I felt the reality of the experience I had lived. Everything I had gone through showed me that I was at a turning point in my life. I was under the influence of my dream: Jesus calling, and the words He said were still vivid in my mind.
This was different from everything I had experienced, as if it was an awakening I had been waiting for for years. I felt that what I had been searching for all my life was actually within this message. I realized that fame, success, and everything I had achieved in the world had never fully filled the emptiness in my soul.
For a while, I sat silently inside the church. I felt that I was at a true turning point in my life. This call was opening a new door for me to find the peace and meaning I was seeking.
I stood up and walked inside the church; everything seemed more meaningful to me than ever before. In the peace of God, I felt fully accepted and at home. I brought my hands together again and began to pray on my knees.

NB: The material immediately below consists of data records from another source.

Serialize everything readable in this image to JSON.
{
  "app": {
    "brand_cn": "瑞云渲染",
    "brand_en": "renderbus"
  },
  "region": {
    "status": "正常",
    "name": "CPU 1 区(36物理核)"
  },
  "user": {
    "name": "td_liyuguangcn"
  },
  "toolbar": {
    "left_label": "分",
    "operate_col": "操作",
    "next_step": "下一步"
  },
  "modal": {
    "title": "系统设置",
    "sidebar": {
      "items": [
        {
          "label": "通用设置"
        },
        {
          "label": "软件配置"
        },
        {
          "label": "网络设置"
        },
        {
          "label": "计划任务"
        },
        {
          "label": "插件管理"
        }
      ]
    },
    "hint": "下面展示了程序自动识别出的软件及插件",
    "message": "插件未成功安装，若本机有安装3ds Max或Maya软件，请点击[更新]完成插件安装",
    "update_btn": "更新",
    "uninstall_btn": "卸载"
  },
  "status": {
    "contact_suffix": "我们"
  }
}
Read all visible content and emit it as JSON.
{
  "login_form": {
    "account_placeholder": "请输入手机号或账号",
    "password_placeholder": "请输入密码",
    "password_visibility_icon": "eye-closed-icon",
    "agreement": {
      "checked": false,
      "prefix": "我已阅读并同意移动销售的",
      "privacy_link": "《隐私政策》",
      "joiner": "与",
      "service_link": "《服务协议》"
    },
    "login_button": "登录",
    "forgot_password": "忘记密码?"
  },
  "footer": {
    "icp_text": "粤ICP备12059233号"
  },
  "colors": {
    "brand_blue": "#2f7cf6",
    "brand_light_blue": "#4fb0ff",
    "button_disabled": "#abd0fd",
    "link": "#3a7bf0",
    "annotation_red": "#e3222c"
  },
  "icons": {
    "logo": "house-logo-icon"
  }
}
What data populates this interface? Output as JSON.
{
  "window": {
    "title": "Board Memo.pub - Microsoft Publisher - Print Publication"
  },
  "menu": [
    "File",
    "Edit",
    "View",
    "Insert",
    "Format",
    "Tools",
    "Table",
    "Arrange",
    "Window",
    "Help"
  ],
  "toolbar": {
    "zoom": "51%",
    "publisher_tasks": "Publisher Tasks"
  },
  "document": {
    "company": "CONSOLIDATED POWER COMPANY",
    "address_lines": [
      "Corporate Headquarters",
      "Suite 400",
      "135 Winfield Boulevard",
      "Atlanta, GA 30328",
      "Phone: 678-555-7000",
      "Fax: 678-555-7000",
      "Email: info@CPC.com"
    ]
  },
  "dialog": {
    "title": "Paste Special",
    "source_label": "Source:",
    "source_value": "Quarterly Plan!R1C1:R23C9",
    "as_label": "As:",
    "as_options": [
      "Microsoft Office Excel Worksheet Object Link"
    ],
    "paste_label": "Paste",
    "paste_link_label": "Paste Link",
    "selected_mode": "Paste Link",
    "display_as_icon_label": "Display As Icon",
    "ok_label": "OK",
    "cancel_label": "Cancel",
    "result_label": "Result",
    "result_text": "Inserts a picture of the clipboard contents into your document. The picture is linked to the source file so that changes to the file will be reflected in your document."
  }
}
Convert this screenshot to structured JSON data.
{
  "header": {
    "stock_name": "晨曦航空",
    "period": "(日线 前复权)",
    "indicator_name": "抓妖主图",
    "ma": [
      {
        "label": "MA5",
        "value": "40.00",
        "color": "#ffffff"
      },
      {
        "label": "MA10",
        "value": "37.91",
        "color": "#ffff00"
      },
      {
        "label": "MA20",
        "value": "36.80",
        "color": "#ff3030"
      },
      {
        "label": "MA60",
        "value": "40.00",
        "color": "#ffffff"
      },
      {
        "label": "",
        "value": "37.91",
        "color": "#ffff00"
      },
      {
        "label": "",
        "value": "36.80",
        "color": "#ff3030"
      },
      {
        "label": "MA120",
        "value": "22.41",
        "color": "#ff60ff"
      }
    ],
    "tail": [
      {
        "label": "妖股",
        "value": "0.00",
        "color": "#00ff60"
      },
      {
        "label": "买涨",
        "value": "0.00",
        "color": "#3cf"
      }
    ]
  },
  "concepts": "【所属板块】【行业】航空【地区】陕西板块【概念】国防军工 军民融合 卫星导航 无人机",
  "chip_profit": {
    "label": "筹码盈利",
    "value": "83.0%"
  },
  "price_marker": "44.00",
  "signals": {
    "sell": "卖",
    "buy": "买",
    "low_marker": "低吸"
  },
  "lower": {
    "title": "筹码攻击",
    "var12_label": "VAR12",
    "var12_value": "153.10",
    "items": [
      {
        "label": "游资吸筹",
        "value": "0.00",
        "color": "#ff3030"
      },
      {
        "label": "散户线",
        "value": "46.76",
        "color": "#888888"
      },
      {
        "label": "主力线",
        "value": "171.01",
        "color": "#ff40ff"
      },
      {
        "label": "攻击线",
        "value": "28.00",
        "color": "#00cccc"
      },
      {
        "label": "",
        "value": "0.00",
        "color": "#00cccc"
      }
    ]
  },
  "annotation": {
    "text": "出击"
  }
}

All that I had lived through passed before my eyes: the life I built with pride, the years filled with searches, the thing I felt was missing deep in my soul but could never find. At that moment, I was filled with the desire to leave all these burdens behind. I prayed to dedicate my life to the path of Jesus, to have my past mistakes forgiven, and to surrender myself to Him.
I presented my past, my mistakes, my wrong steps—one by one—to God and begged for forgiveness with all my sincerity. I wanted to be forgiven by Him and for my soul to be reborn in His path. During this prayer, I felt a sense of relief and liberation within me.
It was as if all the burdens I had carried inside me for years, causing distress, were slowly being drawn out of my heart. I felt enveloped in God's love, and this was unlike anything I had felt in the world. I knew that for the rest of my life, I would move forward with this peace, making a new beginning under God's guidance.